WPUK’s manifesto seeks concrete steps from Government to achieve equal pay, such as compulsory equal pay audits, the collection of sex disaggregated data and better enforcement under the Equality Act 2010.

In February 2019, the UK Government Equalities Office (GEO) and Acas issued joint guidance[2] to employers on how to report on their gender pay gap (GPG). The guidance instructs employers to gather data based on their employees’ ‘self-identified gender’ not their sex. WPUK wrote[3] to Women and Equalities Minister Penny Mordaunt MP in April 2019, asking her to review this guidance.

It has since emerged that neither the GEO[4] nor Acas[5] made any assessment of the impact of this guidance on the quality of the data and how it might impact on our ability to measure the scale of discrimination against women. For instance, as highlighted in Caroline Criado Perez’s book Invisible Women, the tech industry is heavily dominated by men. In industries where such stark disproportionalities exist, the GPG data could be easily skewed by just a small number of transwomen who are recorded as ‘female’.

 WPUK manifesto demands on the economy:

  • Take action to achieve equal pay, such as compulsory equal pay audits, the collection of sex disaggregated data and better enforcement of the Equality Act 2010.
  • Introduce, as a right, a Citizens’ Pension based on the Dutch tax-funded model, payable at state pension age to each long-term resident and set at the Minimum Income Standard.
  • Reinstate universal child benefit for all children.
  • Value the caring work done by women.

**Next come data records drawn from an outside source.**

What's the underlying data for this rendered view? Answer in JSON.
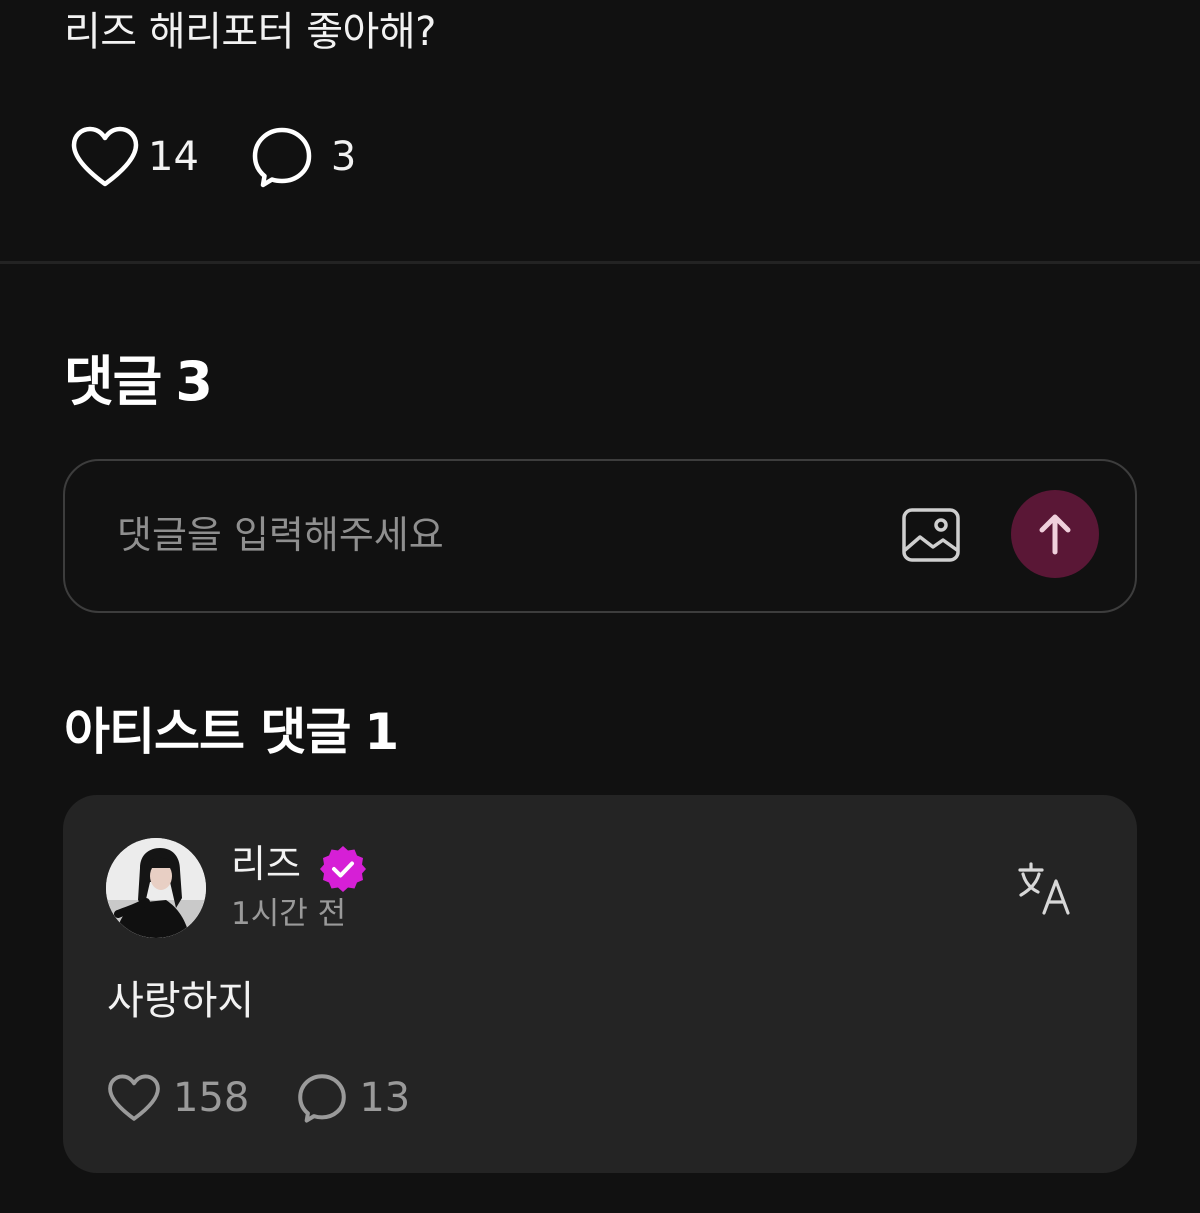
{
  "post": {
    "text": "리즈 해리포터 좋아해?",
    "likes": "14",
    "comments": "3"
  },
  "comments_section": {
    "title": "댓글",
    "count": "3"
  },
  "comment_input": {
    "placeholder": "댓글을 입력해주세요"
  },
  "artist_section": {
    "title": "아티스트 댓글",
    "count": "1"
  },
  "artist_comment": {
    "author": "리즈",
    "time": "1시간 전",
    "text": "사랑하지",
    "likes": "158",
    "replies": "13"
  },
  "colors": {
    "background": "#111111",
    "card": "#242424",
    "send_button": "#5a1736",
    "verified_badge": "#d61fd6"
  },
  "icons": {
    "like": "heart-icon",
    "comment": "speech-bubble-icon",
    "image": "image-icon",
    "send": "arrow-up-icon",
    "verified": "verified-badge-icon",
    "translate": "translate-icon"
  }
}
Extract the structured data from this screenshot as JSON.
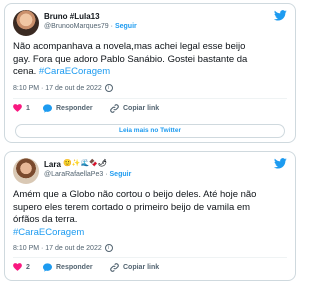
{
  "tweets": [
    {
      "display_name": "Bruno #Lula13",
      "handle": "@BrunooMarques79",
      "separator": "·",
      "follow_label": "Seguir",
      "text_lines": [
        "Não acompanhava a novela,mas achei legal esse beijo",
        "gay. Fora que adoro Pablo Sanábio. Gostei bastante da",
        "cena."
      ],
      "hashtag": "#CaraECoragem",
      "timestamp": "8:10 PM · 17 de out de 2022",
      "info_icon": "i",
      "likes": "1",
      "reply_label": "Responder",
      "copy_label": "Copiar link",
      "read_more_label": "Leia mais no Twitter"
    },
    {
      "display_name": "Lara",
      "name_emojis": "🙂✨🌊🍫🌶",
      "handle": "@LaraRafaellaPe3",
      "separator": "·",
      "follow_label": "Seguir",
      "text_lines": [
        "Amém que a Globo não cortou o beijo deles. Até hoje não",
        "supero eles terem cortado o primeiro beijo de vamila em",
        "órfãos da terra."
      ],
      "hashtag": "#CaraECoragem",
      "timestamp": "8:10 PM · 17 de out de 2022",
      "info_icon": "i",
      "likes": "2",
      "reply_label": "Responder",
      "copy_label": "Copiar link"
    }
  ],
  "colors": {
    "accent": "#1d9bf0",
    "like": "#f91880",
    "text": "#0f1419",
    "muted": "#536471",
    "border": "#cfd9de"
  },
  "icons": {
    "platform": "twitter-bird-icon",
    "like": "heart-icon",
    "reply": "speech-bubble-icon",
    "copy": "link-icon"
  }
}
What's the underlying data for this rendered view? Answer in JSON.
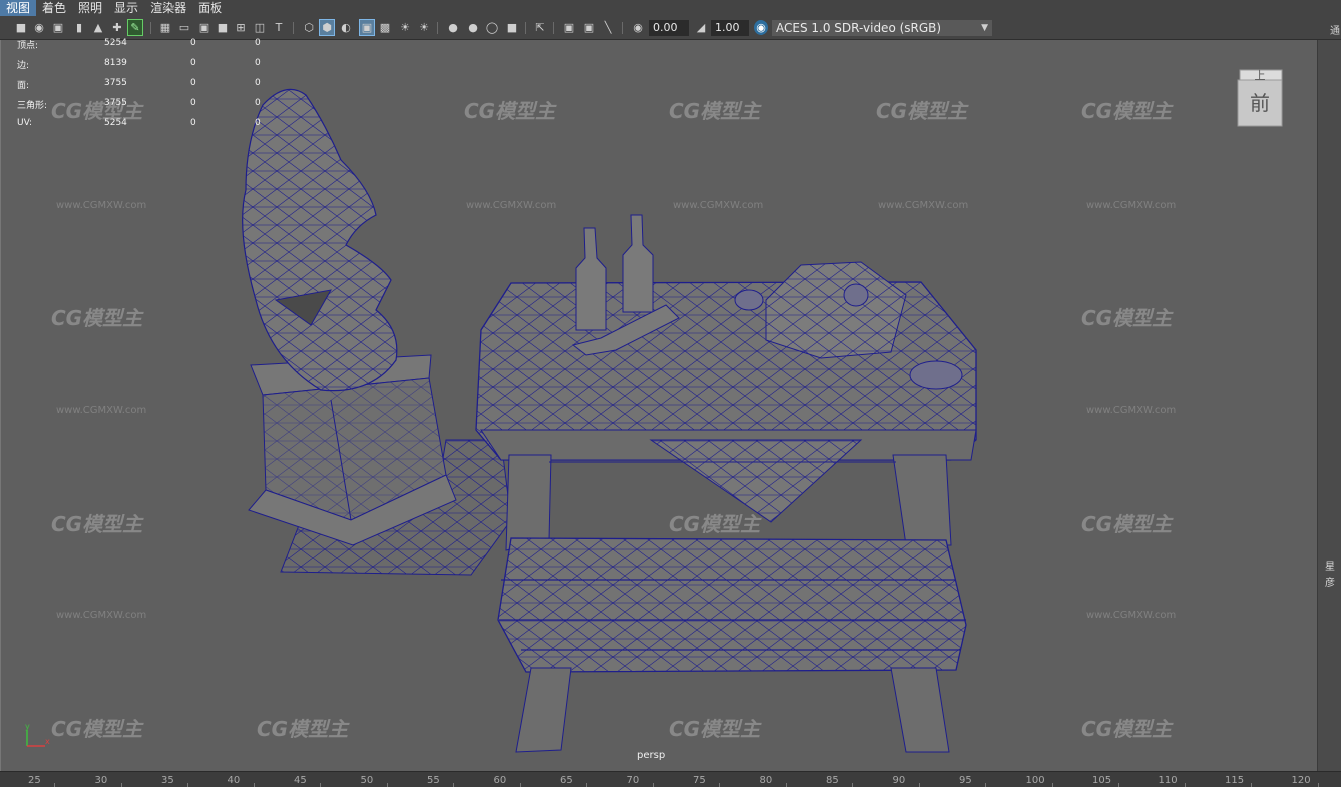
{
  "menu": {
    "items": [
      {
        "label": "视图"
      },
      {
        "label": "着色"
      },
      {
        "label": "照明"
      },
      {
        "label": "显示"
      },
      {
        "label": "渲染器"
      },
      {
        "label": "面板"
      }
    ]
  },
  "toolbar": {
    "exposure_value": "0.00",
    "gamma_value": "1.00",
    "color_space": "ACES 1.0 SDR-video (sRGB)"
  },
  "hud": {
    "rows": [
      {
        "label": "顶点:",
        "v1": "5254",
        "v2": "0",
        "v3": "0"
      },
      {
        "label": "边:",
        "v1": "8139",
        "v2": "0",
        "v3": "0"
      },
      {
        "label": "面:",
        "v1": "3755",
        "v2": "0",
        "v3": "0"
      },
      {
        "label": "三角形:",
        "v1": "3755",
        "v2": "0",
        "v3": "0"
      },
      {
        "label": "UV:",
        "v1": "5254",
        "v2": "0",
        "v3": "0"
      }
    ]
  },
  "viewcube": {
    "top_label": "上",
    "front_label": "前"
  },
  "viewport": {
    "camera_label": "persp"
  },
  "axis": {
    "y_label": "y",
    "x_label": "x",
    "y_color": "#3fbf3f",
    "x_color": "#d94040"
  },
  "right_panel": {
    "char1": "通",
    "char2": "星",
    "char3": "彦"
  },
  "timeline": {
    "ticks": [
      "25",
      "30",
      "35",
      "40",
      "45",
      "50",
      "55",
      "60",
      "65",
      "70",
      "75",
      "80",
      "85",
      "90",
      "95",
      "100",
      "105",
      "110",
      "115",
      "120"
    ]
  },
  "watermark": {
    "brand": "CG模型主",
    "url": "www.CGMXW.com"
  },
  "colors": {
    "wireframe": "#1e1e8c",
    "selection_highlight": "#4e7aa6",
    "viewport_bg": "#5f5f5f"
  }
}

Invest in social infrastructure, including access to free universal childcare and adult social care.
  • Improve access to the labour market for women and an end to occupational segregation.
  • Prohibit redundancy in pregnancy and maternity; increased rates of Statutory Maternity Pay and Maternity Allowance, the right to breastfeed at work, and reinstatement of Sure Start grants.
  • Introduce a day one right to flexible working.
  • Increase levels of asylum support and protection.
  • Overhaul of the Universal Credit system to:
    • End the family cap that leaves children without welfare support;
    • Scrap the rape clause that forces mothers to disclose rape or coercive control;
    • Reduce the wait for payments;
    • Allow for separate payments by default;
    • Improve work incentives for second earners;
    • Restore the disregard for Maternity Allowance.
  • Restore the link between Local Housing Allowance and average rents.

Woman’s Place UK

August 2019

 

[1] https://womansplaceuk.org/wpuk-manifesto-2019/

[2] http://www.acas.org.uk/media/pdf/9/p/Managing_gender_pay_reporting_07.02.19.pdf

[3] https://womansplaceuk.org/gender-pay-gap-letter-to-penny-mordaunt/

[4] https://www.whatdotheyknow.com/request/gender_pay_gap_reporting_guidanc_3

[5] https://www.whatdotheyknow.com/request/gender_pay_gap_reporting_guidanc

We believe that it is important to share a range of viewpoints on women’s rights and advancement from different perspectives. WPUK does not necessarily agree or endorse all the views that we share.